The study concludes that 3 months following a stroke caused by a clot, participants who received the celery seed drug, butylphthalide, in addition to prompt treatment for the clot, developed less severe neurological symptoms and resume satisfactory operation more quickly.
Derived from celery, butylphthalide protects brain tissue
Previous studies conducted in China have already documented the potential of butylphthalide to safely protect and preserve the brain from possible stroke-related damage, in the animal model of ischemic stroke. In China, butylphthalide is approved for use in the treatment of ischemic stroke, however it has yet to be approved in the rest of the world.
“This is the first trial to show the benefit of using a drug that protects the brain from damage caused by a lack of oxygen to brain tissue”says lead author Dr. Baixue Jia, an interventional neuroradiology clinician in the Department of Neurology at Beijing Tiantan Hospital (Beijing).

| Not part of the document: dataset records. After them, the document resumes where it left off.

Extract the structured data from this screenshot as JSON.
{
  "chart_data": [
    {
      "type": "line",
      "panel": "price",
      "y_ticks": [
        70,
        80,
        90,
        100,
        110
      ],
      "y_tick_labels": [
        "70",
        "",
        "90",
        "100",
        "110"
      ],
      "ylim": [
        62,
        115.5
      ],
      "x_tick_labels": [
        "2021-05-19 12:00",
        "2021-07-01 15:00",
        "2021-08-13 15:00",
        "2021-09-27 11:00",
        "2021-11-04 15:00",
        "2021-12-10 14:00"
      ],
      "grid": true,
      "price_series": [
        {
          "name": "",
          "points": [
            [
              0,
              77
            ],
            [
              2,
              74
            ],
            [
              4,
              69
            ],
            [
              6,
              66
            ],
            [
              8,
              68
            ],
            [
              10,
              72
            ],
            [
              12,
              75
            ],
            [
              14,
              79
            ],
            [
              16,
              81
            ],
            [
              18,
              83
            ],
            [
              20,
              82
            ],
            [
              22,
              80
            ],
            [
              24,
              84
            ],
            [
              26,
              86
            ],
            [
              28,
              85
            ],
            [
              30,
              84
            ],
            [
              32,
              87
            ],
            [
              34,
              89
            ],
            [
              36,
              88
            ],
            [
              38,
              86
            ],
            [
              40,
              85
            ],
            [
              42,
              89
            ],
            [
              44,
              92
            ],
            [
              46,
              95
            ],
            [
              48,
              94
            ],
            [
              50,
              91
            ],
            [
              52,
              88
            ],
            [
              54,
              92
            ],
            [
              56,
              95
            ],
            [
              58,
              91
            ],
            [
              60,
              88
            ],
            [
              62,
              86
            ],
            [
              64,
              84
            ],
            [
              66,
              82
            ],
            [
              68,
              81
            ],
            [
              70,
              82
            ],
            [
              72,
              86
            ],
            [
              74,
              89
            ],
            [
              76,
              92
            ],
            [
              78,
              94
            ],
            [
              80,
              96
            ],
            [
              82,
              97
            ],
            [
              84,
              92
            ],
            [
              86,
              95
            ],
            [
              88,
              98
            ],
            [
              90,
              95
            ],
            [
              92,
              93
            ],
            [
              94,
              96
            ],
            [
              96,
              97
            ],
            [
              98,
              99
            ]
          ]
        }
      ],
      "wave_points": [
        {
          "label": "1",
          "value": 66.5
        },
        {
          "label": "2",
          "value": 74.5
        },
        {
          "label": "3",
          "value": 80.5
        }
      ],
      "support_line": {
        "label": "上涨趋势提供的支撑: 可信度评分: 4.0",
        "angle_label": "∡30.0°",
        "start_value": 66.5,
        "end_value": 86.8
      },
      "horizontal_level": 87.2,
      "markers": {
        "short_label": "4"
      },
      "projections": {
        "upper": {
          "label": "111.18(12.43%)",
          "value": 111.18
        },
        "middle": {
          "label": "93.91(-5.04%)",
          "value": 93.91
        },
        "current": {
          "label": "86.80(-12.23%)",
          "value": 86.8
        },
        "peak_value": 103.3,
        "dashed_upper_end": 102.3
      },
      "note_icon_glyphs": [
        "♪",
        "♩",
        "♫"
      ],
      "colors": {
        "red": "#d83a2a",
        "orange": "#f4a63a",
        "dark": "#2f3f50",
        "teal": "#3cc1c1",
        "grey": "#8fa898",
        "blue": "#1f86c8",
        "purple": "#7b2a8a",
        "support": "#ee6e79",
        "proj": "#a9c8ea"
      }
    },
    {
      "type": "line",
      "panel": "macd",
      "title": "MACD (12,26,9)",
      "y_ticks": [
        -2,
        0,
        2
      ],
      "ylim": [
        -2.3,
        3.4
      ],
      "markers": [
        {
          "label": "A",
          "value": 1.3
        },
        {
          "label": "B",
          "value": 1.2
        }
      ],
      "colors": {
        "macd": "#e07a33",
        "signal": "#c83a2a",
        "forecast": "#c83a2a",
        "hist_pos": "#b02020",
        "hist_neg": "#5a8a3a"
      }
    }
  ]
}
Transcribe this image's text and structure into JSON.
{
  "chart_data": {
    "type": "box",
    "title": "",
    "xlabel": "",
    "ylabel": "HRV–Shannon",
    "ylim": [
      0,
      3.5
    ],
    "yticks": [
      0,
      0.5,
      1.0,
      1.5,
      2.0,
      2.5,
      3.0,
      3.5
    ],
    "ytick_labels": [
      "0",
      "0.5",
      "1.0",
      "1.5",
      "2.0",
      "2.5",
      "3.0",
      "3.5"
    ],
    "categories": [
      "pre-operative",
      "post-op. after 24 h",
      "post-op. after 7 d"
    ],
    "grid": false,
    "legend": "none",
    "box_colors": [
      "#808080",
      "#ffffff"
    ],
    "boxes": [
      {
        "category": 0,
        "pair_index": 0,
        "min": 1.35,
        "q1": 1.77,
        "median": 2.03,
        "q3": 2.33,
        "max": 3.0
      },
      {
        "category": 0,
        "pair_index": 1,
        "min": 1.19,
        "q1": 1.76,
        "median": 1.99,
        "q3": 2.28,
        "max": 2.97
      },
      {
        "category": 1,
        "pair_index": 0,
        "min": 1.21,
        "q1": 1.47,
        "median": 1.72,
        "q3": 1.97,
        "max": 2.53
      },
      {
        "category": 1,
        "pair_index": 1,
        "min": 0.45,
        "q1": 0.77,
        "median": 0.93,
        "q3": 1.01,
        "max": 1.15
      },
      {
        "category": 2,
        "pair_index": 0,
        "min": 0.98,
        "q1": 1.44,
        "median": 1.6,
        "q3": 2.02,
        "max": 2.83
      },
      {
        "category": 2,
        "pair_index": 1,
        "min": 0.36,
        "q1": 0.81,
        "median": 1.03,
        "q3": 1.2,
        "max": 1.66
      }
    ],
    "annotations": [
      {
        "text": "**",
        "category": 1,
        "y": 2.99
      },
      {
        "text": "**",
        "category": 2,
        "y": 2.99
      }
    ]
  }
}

The clinical trial looked at 1,216 66-year-old participants with stroke initially treated with tPA or mechanical clot-busting therapy whether butylphthalide improved outcomes. Only participants, assessed 90 days following stroke who had minimal or moderate stroke symptoms were included in the study, excluding patients with severe symptoms (defined as >26 on the National Institutes Stroke Scale of Health, or NIHSS). The 607 participants in the intervention group therefore received butylphthalide, by daily intravenous injection for the first 14 days, followed by 76 days of oral capsules, the 609 controls receiving a placebo. Finally, the results were considered “favourable” in the event of:
- Initially mild to moderate stroke (4-7 on the NIHSS) with no symptoms following treatment;
- Stroke initially moderate to severe (8-14 on the NIHSS) and without residual symptoms or mild symptoms following treatment;
- Initially severe stroke (15-25 on the NIHSS) but with no residual symptoms or only mild disability.
The analysis reveals that:
- participants in the intervention group are 70% more likely to have a favorable outcome at 90 days vs controls;
- butylphthalide significantly improved function in patients who initially received tPA, those who received endovascular therapy, or those who received both tPA and endovascular therapy;
- there is no difference between the intervention group and the control group regarding secondary events, such as recurrent strokes and intracranial hemorrhage (cerebral hemorrhage).
- thus, patients who developed ischemic stroke treated with anti-clot medication and/or mechanical clot removal and who also received butylphthalide, developed milder neurological impairment, with fewer symptoms and better functioning at 3 months following the stroke.
What process? How butylphthalide works is unclear, and the team plans further research into the mechanisms of action of butylphthalide in humans.
Finally, while butylphthalide, originally made from celery seed extract, is not ready for use in standard stroke treatment, these very promising data call for larger clinical trials.